Now how should we think about these things from a biblical standpoint? First, we must affirm the ontological equality of all people: each person is created in the image of God with inherent dignity. At the same time, there is nothing in Scripture to require that all cultures are equal or relative. Therefore, there is no reason to expect--much less demand--proportional representation. Spelling out the details and nuances of a biblical understanding of the concept of "justice" (e.g., in its universal, commercial, remedial, distributive, and social forms--to name the major categories) is a complex, difficult task. But so far as I know, the Bible no where presupposes that justice requires equal results. Furthermore, biblical ethics is deontological in nature, such that standards of justice apply to both ends and means. In other words, biblical ethics rejects any sort of "ends justifies the means" reasoning. If discrimination is wrong as an end, then it is wrong as a means; and if affirmative action involves discrimination (as I would argue that it does), then it is wrong.

With regard to collectivism, I am not in covenantal relationship with Americans, with whites, with residents of Illinois, or with residents of Wheaton. I am either in covenant with Adam or Christ as my federal head, and with those who united to one of these two Adams.

Well, at this point, I'm beginning to feel a bit long-winded, and I'm not sure how many readers have persevered this far. In conclusion, let me briefly touch on a fair and necessary question that Thabiti poses: if I reject affirmative action, what would I do in its place? Let me expand it a bit to some general principles I would suggest in moving these debates forward:

First, I think we need to start with getting this issue on people's "radarscreens." Our best Reformed thinkers, by and large, have little to say about this issue, and I think we should encourage that to change.

Second, I think we need to speak more about love than justice. Obviously justice is a biblical and necessary concept in this discussion. But it tends to swallow up the call to love, and I think it tends to focus the discussion upon "my rights" rather than on my obligations to seek the interests and welfare of others before myself.

Third, I think both sides need to work harder at developing moral imagination.
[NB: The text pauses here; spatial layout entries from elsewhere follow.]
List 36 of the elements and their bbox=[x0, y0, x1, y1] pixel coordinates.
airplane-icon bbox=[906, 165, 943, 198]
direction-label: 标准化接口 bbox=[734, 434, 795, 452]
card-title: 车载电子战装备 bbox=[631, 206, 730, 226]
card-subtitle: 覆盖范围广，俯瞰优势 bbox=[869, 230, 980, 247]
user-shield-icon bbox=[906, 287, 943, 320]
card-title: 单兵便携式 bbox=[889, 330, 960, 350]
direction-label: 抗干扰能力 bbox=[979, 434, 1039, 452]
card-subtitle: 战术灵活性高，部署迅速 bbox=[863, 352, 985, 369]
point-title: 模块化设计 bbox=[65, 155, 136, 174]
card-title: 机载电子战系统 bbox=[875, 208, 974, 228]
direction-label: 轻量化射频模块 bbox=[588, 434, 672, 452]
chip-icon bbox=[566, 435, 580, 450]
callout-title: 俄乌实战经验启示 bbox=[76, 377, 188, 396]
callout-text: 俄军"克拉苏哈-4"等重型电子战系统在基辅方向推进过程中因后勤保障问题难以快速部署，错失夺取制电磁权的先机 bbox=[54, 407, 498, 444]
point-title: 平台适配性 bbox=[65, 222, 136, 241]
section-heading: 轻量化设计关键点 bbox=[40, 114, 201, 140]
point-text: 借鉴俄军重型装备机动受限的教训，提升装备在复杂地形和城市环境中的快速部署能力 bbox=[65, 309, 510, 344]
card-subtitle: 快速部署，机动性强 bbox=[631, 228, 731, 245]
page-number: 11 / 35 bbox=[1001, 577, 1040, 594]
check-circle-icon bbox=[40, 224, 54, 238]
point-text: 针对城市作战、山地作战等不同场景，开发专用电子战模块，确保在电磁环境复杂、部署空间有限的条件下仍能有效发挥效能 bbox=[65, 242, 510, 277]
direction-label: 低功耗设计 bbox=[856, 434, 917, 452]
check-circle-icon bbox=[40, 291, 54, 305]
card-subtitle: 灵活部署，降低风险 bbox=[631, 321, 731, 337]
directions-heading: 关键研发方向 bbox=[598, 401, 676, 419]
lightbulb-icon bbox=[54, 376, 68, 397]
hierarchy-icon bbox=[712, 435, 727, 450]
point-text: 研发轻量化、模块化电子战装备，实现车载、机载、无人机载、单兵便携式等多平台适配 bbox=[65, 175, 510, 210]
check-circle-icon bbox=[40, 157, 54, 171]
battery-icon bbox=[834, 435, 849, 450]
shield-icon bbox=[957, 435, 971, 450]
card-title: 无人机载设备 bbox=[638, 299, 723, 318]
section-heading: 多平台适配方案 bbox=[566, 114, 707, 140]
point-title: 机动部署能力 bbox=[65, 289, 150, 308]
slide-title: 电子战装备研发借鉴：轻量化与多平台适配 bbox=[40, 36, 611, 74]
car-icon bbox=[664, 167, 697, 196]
Fourth, I think we need to commit to sticking with the discussion through thick and thin. I love the way John Piper has expressed this, when he says that he made a decision along time ago that no matter how rough it gets and what folks say, he's just not going to take his ball and go home!

Finally, I sincerely hope that God will raise up black, evangelical, gospel-centered, Scripture-driven Thomas Sowells, John McWhorters, or Shelby Steeles. In my opinion, these three scholars--all black--are the most insightful writers working today on the issue of race in America. From my limited vantage point, their writings are not engaged at a serious level by evangelicals of any color. When I read their writing, sentences leap out from virtually every page demanding gospelcentric reflection, refinement, testing, and application.

I welcome any feedback you might have.